Hoje esquece o dinheiro, esquece as contas a pagar, esquece as desgraças que entram pela tua casa adentro. Hoje sai pela casa fora, sai de ti para fora. Beija quem tiveres de beijar. Mas beija mesmo. Beija com língua, beija com o corpo todo, beija contigo todo, beija como se o único limite fosse o do que sentes. E o que é a felicidade senão fazer do que sentimos o único limite?Hoje esquece o pudor, esquece as falinhas mansas, esquece o politicamente correto. Hoje sê obscenamente incorreto, pornograficamente imperfeito. Apalpa, experimenta, brinca, corre, faz o que bem quiseres porque se bem queres é porque te faz bem querer.
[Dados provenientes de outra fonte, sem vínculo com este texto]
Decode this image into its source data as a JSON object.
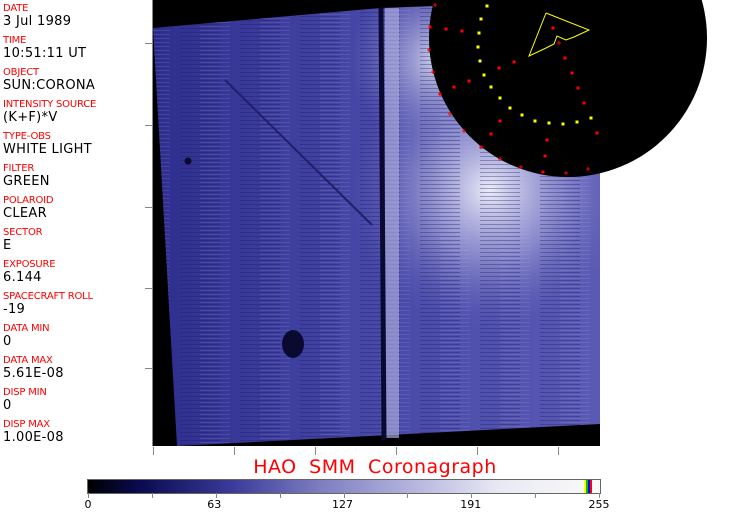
{
  "fields": [
    {
      "label": "DATE",
      "value": "3 Jul 1989"
    },
    {
      "label": "TIME",
      "value": "10:51:11 UT"
    },
    {
      "label": "OBJECT",
      "value": "SUN:CORONA"
    },
    {
      "label": "INTENSITY SOURCE",
      "value": "(K+F)*V"
    },
    {
      "label": "TYPE-OBS",
      "value": "WHITE LIGHT"
    },
    {
      "label": "FILTER",
      "value": "GREEN"
    },
    {
      "label": "POLAROID",
      "value": "CLEAR"
    },
    {
      "label": "SECTOR",
      "value": "E"
    },
    {
      "label": "EXPOSURE",
      "value": "6.144"
    },
    {
      "label": "SPACECRAFT ROLL",
      "value": "-19"
    },
    {
      "label": "DATA MIN",
      "value": "0"
    },
    {
      "label": "DATA MAX",
      "value": "5.61E-08"
    },
    {
      "label": "DISP MIN",
      "value": "0"
    },
    {
      "label": "DISP MAX",
      "value": "1.00E-08"
    }
  ],
  "title": "HAO  SMM Coronagraph",
  "colorbar": {
    "labels": [
      "0",
      "63",
      "127",
      "191",
      "255"
    ],
    "min": 0,
    "max": 255,
    "end_colors": [
      "#ffff00",
      "#00c000",
      "#0000ff",
      "#ff0000"
    ]
  },
  "colors": {
    "label": "#ff0000",
    "overlay_yellow": "#ffff00",
    "overlay_red": "#ff0000",
    "image_blue": "#3a3aa0"
  }
}
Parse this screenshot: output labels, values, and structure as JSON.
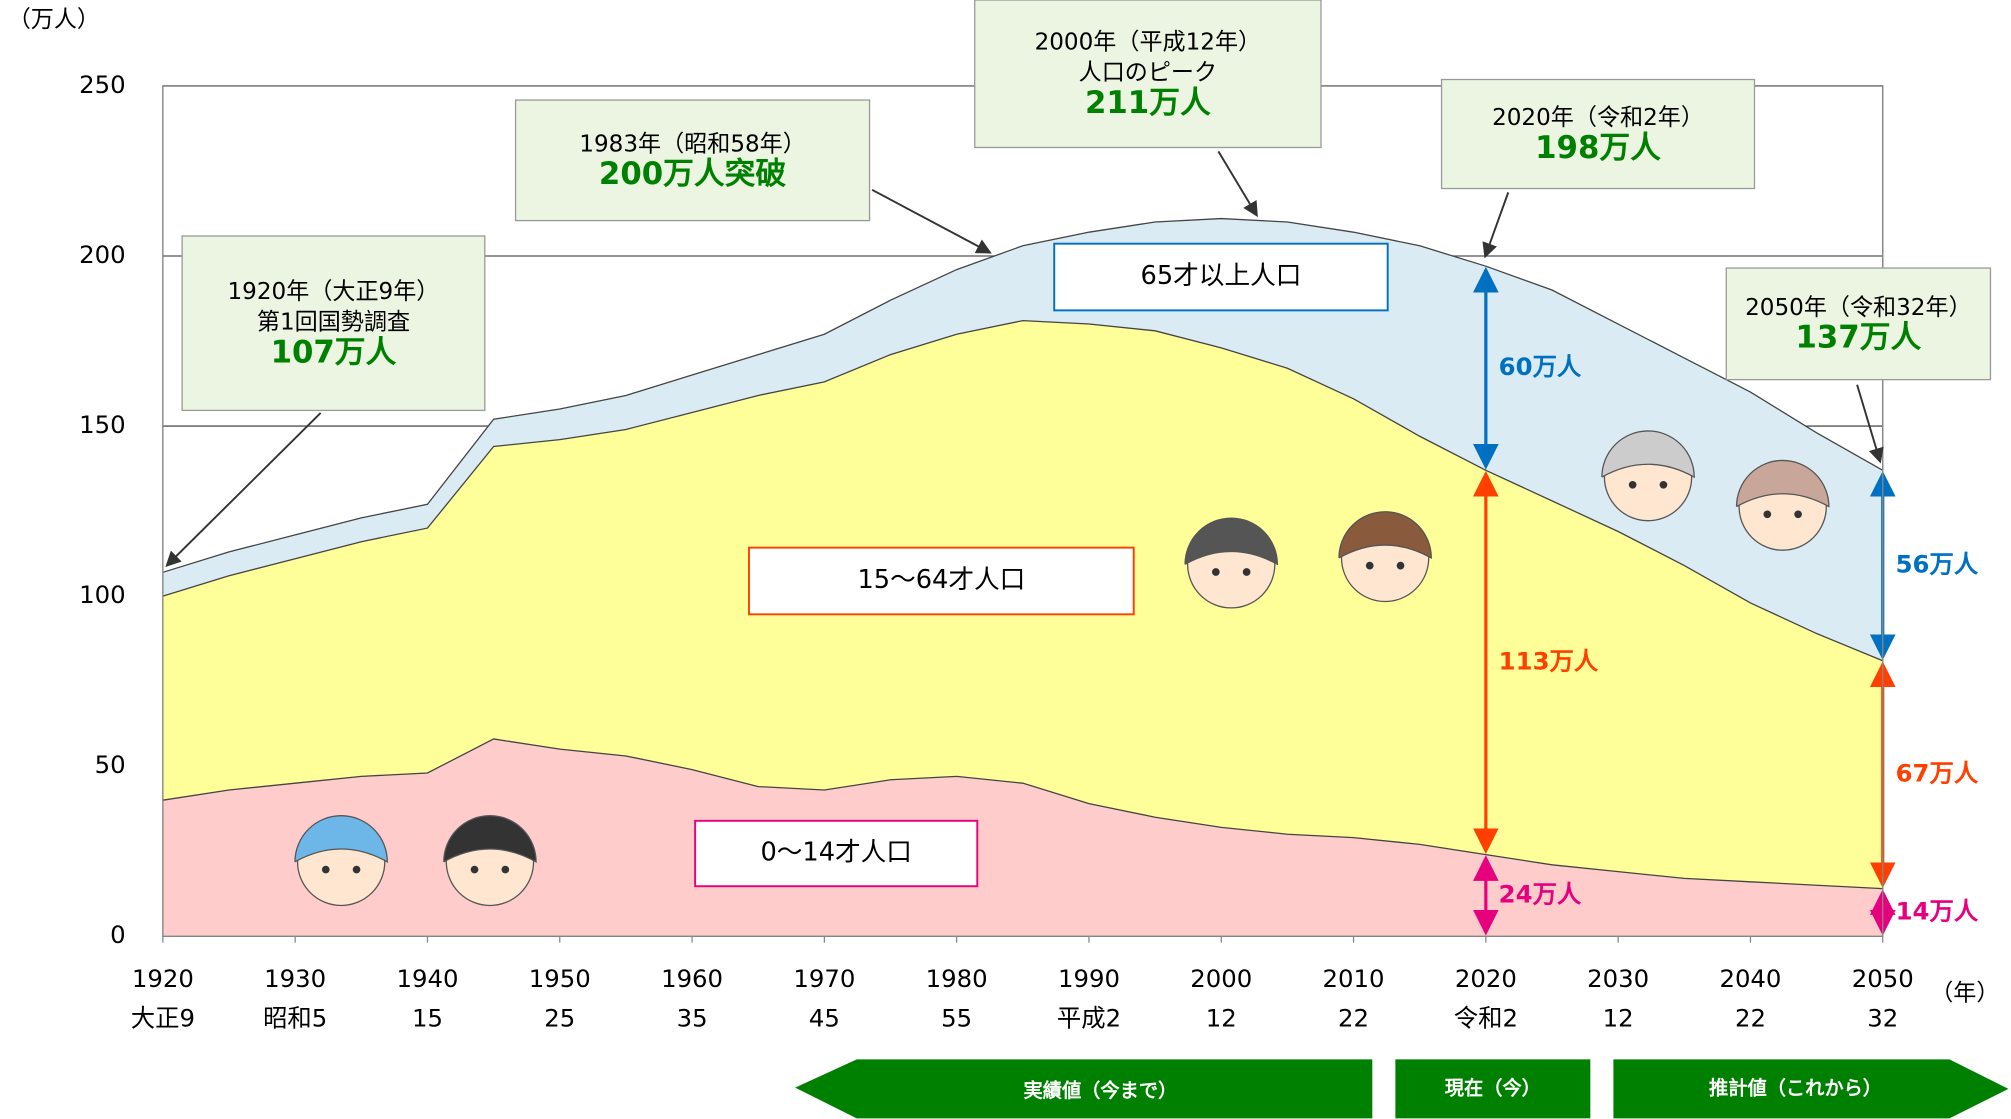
{
  "chart_data": {
    "type": "stacked_area",
    "y_unit": "（万人）",
    "x_unit": "（年）",
    "x": [
      1920,
      1925,
      1930,
      1935,
      1940,
      1945,
      1950,
      1955,
      1960,
      1965,
      1970,
      1975,
      1980,
      1985,
      1990,
      1995,
      2000,
      2005,
      2010,
      2015,
      2020,
      2025,
      2030,
      2035,
      2040,
      2045,
      2050
    ],
    "series": [
      {
        "name": "0〜14才人口",
        "color": "#ffcccc",
        "label_color": "#e6007e",
        "values": [
          40,
          43,
          45,
          47,
          48,
          58,
          55,
          53,
          49,
          44,
          43,
          46,
          47,
          45,
          39,
          35,
          32,
          30,
          29,
          27,
          24,
          21,
          19,
          17,
          16,
          15,
          14
        ],
        "value_labels": [
          null,
          null,
          null,
          null,
          null,
          null,
          null,
          null,
          null,
          null,
          null,
          null,
          null,
          null,
          null,
          null,
          null,
          null,
          null,
          null,
          "24万人",
          null,
          null,
          null,
          null,
          null,
          "14万人"
        ]
      },
      {
        "name": "15〜64才人口",
        "color": "#ffff99",
        "label_color": "#ff4000",
        "values": [
          60,
          63,
          66,
          69,
          72,
          86,
          91,
          96,
          105,
          115,
          120,
          125,
          130,
          136,
          141,
          143,
          141,
          137,
          129,
          120,
          113,
          107,
          100,
          92,
          82,
          74,
          67
        ],
        "value_labels": [
          null,
          null,
          null,
          null,
          null,
          null,
          null,
          null,
          null,
          null,
          null,
          null,
          null,
          null,
          null,
          null,
          null,
          null,
          null,
          null,
          "113万人",
          null,
          null,
          null,
          null,
          null,
          "67万人"
        ]
      },
      {
        "name": "65才以上人口",
        "color": "#daebf3",
        "label_color": "#0070c0",
        "values": [
          7,
          7,
          7,
          7,
          7,
          8,
          9,
          10,
          11,
          12,
          14,
          16,
          19,
          22,
          27,
          32,
          38,
          43,
          49,
          56,
          60,
          62,
          61,
          61,
          62,
          59,
          56
        ],
        "value_labels": [
          null,
          null,
          null,
          null,
          null,
          null,
          null,
          null,
          null,
          null,
          null,
          null,
          null,
          null,
          null,
          null,
          null,
          null,
          null,
          null,
          "60万人",
          null,
          null,
          null,
          null,
          null,
          "56万人"
        ]
      }
    ],
    "xlim": [
      1920,
      2050
    ],
    "xticks": [
      1920,
      1930,
      1940,
      1950,
      1960,
      1970,
      1980,
      1990,
      2000,
      2010,
      2020,
      2030,
      2040,
      2050
    ],
    "xtick_sublabels": [
      "大正9",
      "昭和5",
      "15",
      "25",
      "35",
      "45",
      "55",
      "平成2",
      "12",
      "22",
      "令和2",
      "12",
      "22",
      "32"
    ],
    "ylim": [
      0,
      250
    ],
    "yticks": [
      0,
      50,
      100,
      150,
      200,
      250
    ],
    "grid": true,
    "annotations": [
      {
        "lines": [
          "1920年（大正9年）",
          "第1回国勢調査",
          "107万人"
        ]
      },
      {
        "lines": [
          "1983年（昭和58年）",
          "200万人突破"
        ]
      },
      {
        "lines": [
          "2000年（平成12年）",
          "人口のピーク",
          "211万人"
        ]
      },
      {
        "lines": [
          "2020年（令和2年）",
          "198万人"
        ]
      },
      {
        "lines": [
          "2050年（令和32年）",
          "137万人"
        ]
      }
    ]
  },
  "bottom_bar": {
    "items": [
      "実績値（今まで）",
      "現在（今）",
      "推計値（これから）"
    ]
  }
}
E o que é viver senão fazer, pelo menos às vezes, aquilo que bem queremos?
Hoje esquece o que podias ser, o que já não és, o que nunca foste capaz de fazer. Hoje és exatamente aquilo que querias ser, exatamente aquilo que és, exatamente aquilo que sempre foste capaz de ser. Aproveita como um louco o que há para aproveitar — e há tanto para aproveitar. Uma pele, um sorriso, um cheiro, um toque, um prazer simples. E o que é a vida senão aproveitar cada prazer simples que ela tem para nos dar?
Hoje esquece o que dói, o que mói, o que te espreme por dentro. Hoje muda o mundo de uma vez por todas. Ajuda um velhote a atravessar a rua, vai doar sangue, faz voluntariado, carrega as sacas de compras de quem precisa, joga no parque com um menino solitário, faz uma manifestação onde uma manifestação é necessária, faz uma festa sem motivo nenhum porque esse já é motivo mais que suficiente para fazer uma festa. E o que é persistir senão fazer de motivo algum motivo suficiente para festejar?
Hoje esquece as retas, a rotina, a vida pequenina. Hoje vai pelas curvas, vai pela adrenalina, vai por ti e por quem te apanhar. Escolhe o caminho difícil, entra pela janela e não ligues para a porta, escreve um poema e declama-o em voz alta, declama-o aos berros no meio da rua: não se vive sem pão nem sem poesia. E o que é um poema senão a melhor maneira de encher uma mesa?
Hoje esquece. Esquece sem medo. E lembra-te sempre disso.